The 2014 annual meetings of the Agricultural and Applied Economics Association (AAEA), which were held in Minneapolis this year, ended last night.
This was a busy conference for me given that I was presenting at three different sessions — a session on frontier topics in international development, which I organized and where I presented some preliminary results of the work I have been doing in Ethiopia with former colleagues; a session on agricultural policy, where I presented my work with Nick Carnes on why members of Congress support agricultural protection; and a session for graduate students, where I gave my thoughts about how to publish in academic journals. And if I had the gift of ubiquity, I would’ve presented in a fourth session, but thank God for coauthors.
The high point of the conference for me personally was the awards ceremony, where I received the AAEA’s Quality of Research Discovery award, which is the Association’s highest honor awarded to a piece of research. From the AAEA website:
The Quality of Research Discovery Award is granted to encourage excellence in publications in fields consistent with the AAEA Vision Statement. … The research must be a significant contribution to the field of knowledge in agricultural and applied economics as defined by the AAEA Vision Statement. The work should demonstrate excellence in research methodology and may deal with conceptualization of researchable problems as well as empirical verification.
I received this award along with my coauthors Chris Barrett and David Just for our 2013 article titled “The Welfare Impacts of Commodity Price Volatility: Evidence from Rural Ethiopia.” Here is the abstract:
How does commodity price volatility affect the welfare of rural households in developing countries, for whom hedging and consumption smoothing are often difficult? When governments choose to intervene in order to stabilize commodity prices, as they often do, who gains the most? This article develops an analytical framework and an empirical strategy to answer those questions, along with illustrative empirical results based on panel data from rural Ethiopian households. Contrary to conventional wisdom, we find that the welfare gains from eliminating price volatility are increasing in household income, making food price stabilization a distributionally regressive policy in this context.

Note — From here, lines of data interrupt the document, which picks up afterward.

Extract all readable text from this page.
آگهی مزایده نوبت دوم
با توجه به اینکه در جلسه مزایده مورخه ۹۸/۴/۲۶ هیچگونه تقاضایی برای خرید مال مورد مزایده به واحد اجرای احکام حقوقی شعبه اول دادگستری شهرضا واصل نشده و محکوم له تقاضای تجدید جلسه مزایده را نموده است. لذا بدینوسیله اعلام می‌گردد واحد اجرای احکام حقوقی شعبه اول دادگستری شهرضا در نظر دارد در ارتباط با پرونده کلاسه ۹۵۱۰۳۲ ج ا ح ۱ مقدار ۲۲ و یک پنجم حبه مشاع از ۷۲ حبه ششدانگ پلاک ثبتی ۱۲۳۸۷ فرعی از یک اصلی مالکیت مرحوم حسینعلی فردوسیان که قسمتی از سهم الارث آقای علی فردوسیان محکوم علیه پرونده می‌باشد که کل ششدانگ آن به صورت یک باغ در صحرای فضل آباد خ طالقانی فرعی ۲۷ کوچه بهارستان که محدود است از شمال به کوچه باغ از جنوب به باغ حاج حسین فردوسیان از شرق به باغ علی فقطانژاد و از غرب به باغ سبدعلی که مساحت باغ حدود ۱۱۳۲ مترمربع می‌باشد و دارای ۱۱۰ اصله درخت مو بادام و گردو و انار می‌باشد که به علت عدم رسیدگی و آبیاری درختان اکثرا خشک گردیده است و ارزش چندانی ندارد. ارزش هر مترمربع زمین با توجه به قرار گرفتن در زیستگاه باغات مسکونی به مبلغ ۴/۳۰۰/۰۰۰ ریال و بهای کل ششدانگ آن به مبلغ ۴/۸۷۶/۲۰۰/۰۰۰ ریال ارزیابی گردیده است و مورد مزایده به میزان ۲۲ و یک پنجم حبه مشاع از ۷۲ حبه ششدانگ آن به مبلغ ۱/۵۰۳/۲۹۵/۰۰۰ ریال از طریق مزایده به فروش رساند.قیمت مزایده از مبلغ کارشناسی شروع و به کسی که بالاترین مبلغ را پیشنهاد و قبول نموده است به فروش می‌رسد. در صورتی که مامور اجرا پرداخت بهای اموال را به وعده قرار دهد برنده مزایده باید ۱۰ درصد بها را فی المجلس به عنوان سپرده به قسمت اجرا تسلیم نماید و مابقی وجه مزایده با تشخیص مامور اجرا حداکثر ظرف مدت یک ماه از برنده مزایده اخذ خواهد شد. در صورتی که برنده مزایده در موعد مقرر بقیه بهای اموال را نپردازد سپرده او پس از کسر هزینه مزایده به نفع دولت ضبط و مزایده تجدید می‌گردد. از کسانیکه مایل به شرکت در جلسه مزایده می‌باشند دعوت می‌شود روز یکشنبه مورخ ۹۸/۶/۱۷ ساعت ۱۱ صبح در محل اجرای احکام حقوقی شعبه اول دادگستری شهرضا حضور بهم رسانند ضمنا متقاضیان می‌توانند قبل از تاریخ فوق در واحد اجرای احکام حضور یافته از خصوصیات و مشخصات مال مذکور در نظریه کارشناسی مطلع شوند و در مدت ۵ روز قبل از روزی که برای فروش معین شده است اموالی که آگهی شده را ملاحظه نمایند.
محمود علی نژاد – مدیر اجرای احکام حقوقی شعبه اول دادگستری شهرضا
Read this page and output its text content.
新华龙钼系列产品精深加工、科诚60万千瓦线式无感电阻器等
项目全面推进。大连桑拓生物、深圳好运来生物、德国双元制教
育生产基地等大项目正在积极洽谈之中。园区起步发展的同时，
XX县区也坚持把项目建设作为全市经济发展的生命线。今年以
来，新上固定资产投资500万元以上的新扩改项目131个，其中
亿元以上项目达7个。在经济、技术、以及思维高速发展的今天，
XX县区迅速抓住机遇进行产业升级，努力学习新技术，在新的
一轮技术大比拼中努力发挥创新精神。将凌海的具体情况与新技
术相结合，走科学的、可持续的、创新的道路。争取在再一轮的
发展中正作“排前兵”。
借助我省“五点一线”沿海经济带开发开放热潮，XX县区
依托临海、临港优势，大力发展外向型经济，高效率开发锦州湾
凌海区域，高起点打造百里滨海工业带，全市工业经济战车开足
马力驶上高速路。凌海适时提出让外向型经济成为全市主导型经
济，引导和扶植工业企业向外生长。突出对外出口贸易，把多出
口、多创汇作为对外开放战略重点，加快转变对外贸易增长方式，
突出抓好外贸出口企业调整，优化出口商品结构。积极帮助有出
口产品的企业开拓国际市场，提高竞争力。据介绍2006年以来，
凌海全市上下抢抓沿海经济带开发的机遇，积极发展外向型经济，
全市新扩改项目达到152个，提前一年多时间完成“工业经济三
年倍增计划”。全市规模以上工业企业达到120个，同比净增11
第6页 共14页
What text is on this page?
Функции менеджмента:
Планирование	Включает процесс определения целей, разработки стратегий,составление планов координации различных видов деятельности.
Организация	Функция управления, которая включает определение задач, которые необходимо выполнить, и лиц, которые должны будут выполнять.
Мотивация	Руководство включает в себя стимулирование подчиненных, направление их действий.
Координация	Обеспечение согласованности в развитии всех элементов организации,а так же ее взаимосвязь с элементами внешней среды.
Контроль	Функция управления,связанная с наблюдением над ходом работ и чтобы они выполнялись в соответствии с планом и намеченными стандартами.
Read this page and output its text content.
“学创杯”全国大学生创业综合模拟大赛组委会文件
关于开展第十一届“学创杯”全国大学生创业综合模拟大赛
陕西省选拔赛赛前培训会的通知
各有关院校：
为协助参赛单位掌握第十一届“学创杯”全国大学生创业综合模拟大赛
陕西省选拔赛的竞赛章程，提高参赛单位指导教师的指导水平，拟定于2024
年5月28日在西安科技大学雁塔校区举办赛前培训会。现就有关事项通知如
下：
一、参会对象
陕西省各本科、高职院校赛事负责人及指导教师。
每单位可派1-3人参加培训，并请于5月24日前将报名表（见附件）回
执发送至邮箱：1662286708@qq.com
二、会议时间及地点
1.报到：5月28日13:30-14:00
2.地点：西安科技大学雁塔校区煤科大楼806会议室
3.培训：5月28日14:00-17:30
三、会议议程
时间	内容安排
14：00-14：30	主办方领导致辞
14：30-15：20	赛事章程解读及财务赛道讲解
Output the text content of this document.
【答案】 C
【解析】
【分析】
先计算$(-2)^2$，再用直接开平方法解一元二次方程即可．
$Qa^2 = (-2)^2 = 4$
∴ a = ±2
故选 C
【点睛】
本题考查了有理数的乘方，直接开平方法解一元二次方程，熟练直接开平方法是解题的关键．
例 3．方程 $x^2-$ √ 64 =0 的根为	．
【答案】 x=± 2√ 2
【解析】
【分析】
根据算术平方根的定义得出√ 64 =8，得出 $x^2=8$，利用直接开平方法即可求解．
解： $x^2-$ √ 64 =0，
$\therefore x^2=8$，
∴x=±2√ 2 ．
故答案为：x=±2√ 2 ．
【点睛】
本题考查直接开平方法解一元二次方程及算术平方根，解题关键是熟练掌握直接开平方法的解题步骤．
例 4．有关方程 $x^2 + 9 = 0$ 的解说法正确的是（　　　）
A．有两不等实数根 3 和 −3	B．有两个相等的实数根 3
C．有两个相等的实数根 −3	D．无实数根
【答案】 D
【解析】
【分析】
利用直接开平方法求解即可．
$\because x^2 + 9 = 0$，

Getting this article published was difficult, as it was rejected by at least four journals before the American Journal of Agricultural Economics gave us a chance to revise and resubmit. If anything, this should be a lesson to young researchers to persevere in the face of adversity when they know they are working on something important.
And I should note that for the work done in this article, I truly stood on the shoulders of giants: my coauthors, first and foremost, whose respective areas of expertise helped push a neat idea I had into interesting and highly policy-relevant territory, and from whom I learned so much, but also those who came before us in this literature, whose original contributions we are only too happy to highlight in our own work.
Another high point of the conference for me was to see my University of Minnesota colleague Rob King (with whom I am working on some new research) and Michigan State University’s Tom Reardon (whose research on agricultural value chains has inspired a great deal of my own research), be made fellows of the Association, along with two other outstanding members of our profession.